For our test, let’s use the reweight-subtree
command with a weight of 0.01
so we can reweight all the OSDs of the new Ceph OSD host:
$ ceph osd crush reweight-subtree juju-07321b-4 0.01
reweighted subtree id -9 name 'juju-07321b-4' to 0.01 in crush map
While Ceph is working, keep an eye on the CRUSH tree and the disk usage with this command:
$ ceph osd df tree
ID CLASS WEIGHT REWEIGHT SIZE USE AVAIL %USE VAR PGS TYPE NAME
-1 0.26660 - 316G 10012M 306G 3.09 1.00 - root default
-3 0.07887 - 80948M 2509M 78439M 3.10 1.00 - host juju-07321b-1
1 hdd 0.02629 1.00000 26982M 836M 26146M 3.10 1.00 26 osd.1
3 hdd 0.02629 1.00000 26983M 836M 26146M 3.10 1.00 27 osd.3
6 hdd 0.02629 1.00000 26983M 836M 26146M 3.10 1.00 31 osd.6
-5 0.07887 - 80947M 2507M 78439M 3.10 1.00 - host juju-07321b-2
0 hdd 0.02629 1.00000 26982M 835M 26146M 3.10 1.00 24 osd.0
4 hdd 0.02629 1.00000 26982M 835M 26146M 3.10 1.00 24 osd.4
8 hdd 0.02629 1.00000 26982M 835M 26146M 3.10 1.00 32 osd.8
-7 0.07887 - 80951M 2511M 78439M 3.10 1.00 - host juju-07321b-3
2 hdd 0.02629 1.00000 26983M 837M 26146M 3.10 1.00 20 osd.2
5 hdd 0.02629 1.00000 26983M 837M 26146M 3.10 1.00 41 osd.5
7 hdd 0.02629 1.00000 26983M 837M 26146M 3.10 1.00 29 osd.7
-9 0.02998 - 80923M 2483M 78439M 3.07 0.99 - host juju-07321b-4
9 hdd 0.00999 1.00000 26974M 827M 26146M 3.07 0.99 10 osd.9
10 hdd 0.00999 1.00000 26974M 827M 26146M 3.07 0.99 13 osd.10
11 hdd 0.00999 1.00000 26974M 827M 26146M 3.07 0.99 23 osd.11
TOTAL 316G 10012M 306G 3.09
MIN/MAX VAR: 0.99/1.00 STDDEV: 0.01
As you can see, the new weight of the new OSDs osd.9
, osd.10
and osd.11
is ~0.01
.
Again, for real clusters, reweighting in multiple small steps is what will take most of the time and what you really want to automate.

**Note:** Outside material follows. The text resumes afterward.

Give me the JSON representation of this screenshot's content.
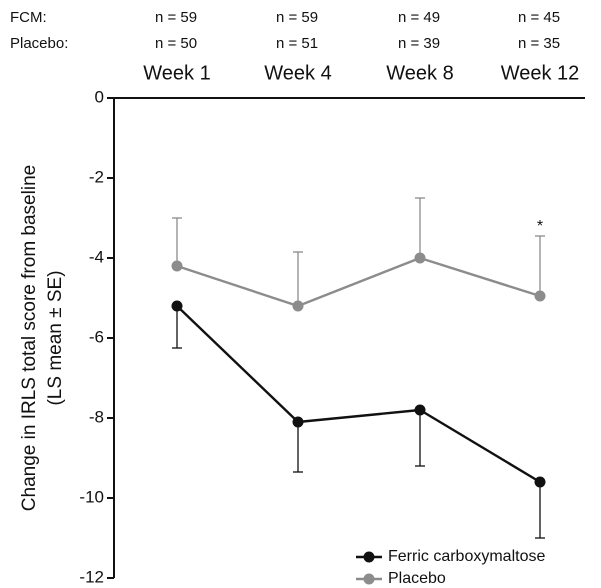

To keep this short, let’s reweight the OSDs again, this time directly to the target weight of the original OSDs:
$ ceph osd crush reweight-subtree juju-07321b-4 0.026299
reweighted subtree id -9 name 'juju-07321b-4' to 0.026299 in crush map
$ ceph osd df tree
ID CLASS WEIGHT REWEIGHT SIZE USE AVAIL %USE VAR PGS TYPE NAME
-1 0.31549 - 316G 10029M 306G 3.10 1.00 - root default
-3 0.07887 - 80931M 2509M 78421M 3.10 1.00 - host juju-07321b-1
1 hdd 0.02629 1.00000 26977M 836M 26140M 3.10 1.00 25 osd.1
3 hdd 0.02629 1.00000 26977M 836M 26140M 3.10 1.00 26 osd.3
6 hdd 0.02629 1.00000 26977M 836M 26140M 3.10 1.00 25 osd.6
-5 0.07887 - 80927M 2505M 78421M 3.10 1.00 - host juju-07321b-2
0 hdd 0.02629 1.00000 26975M 835M 26140M 3.10 1.00 20 osd.0
4 hdd 0.02629 1.00000 26975M 835M 26140M 3.10 1.00 23 osd.4
8 hdd 0.02629 1.00000 26975M 835M 26140M 3.10 1.00 22 osd.8
-7 0.07887 - 80933M 2511M 78421M 3.10 1.00 - host juju-07321b-3
2 hdd 0.02629 1.00000 26977M 837M 26140M 3.10 1.00 21 osd.2
5 hdd 0.02629 1.00000 26977M 837M 26140M 3.10 1.00 33 osd.5
7 hdd 0.02629 1.00000 26977M 837M 26140M 3.10 1.00 27 osd.7
-9 0.07887 - 80925M 2503M 78421M 3.09 1.00 - host juju-07321b-4
9 hdd 0.02629 1.00000 26975M 834M 26140M 3.09 1.00 25 osd.9
10 hdd 0.02629 1.00000 26975M 834M 26140M 3.09 1.00 21 osd.10
11 hdd 0.02629 1.00000 26975M 834M 26140M 3.09 1.00 32 osd.11
TOTAL 316G 10029M 306G 3.10
MIN/MAX VAR: 1.00/1.00 STDDEV: 0.00
And there you go. All the new OSDs have been introduced to the cluster and weighted correctly.
Afterword
Thanks to all the OpenStack Charmers for creating and keeping all of these charms in great shape. Also thanks to Dan van der Ster and the storage folks at CERN for the tools and many great tips on how to run Ceph at scale. Finally, many thanks to Oddgeir Lingaas Holmen for helping write and clean up these posts.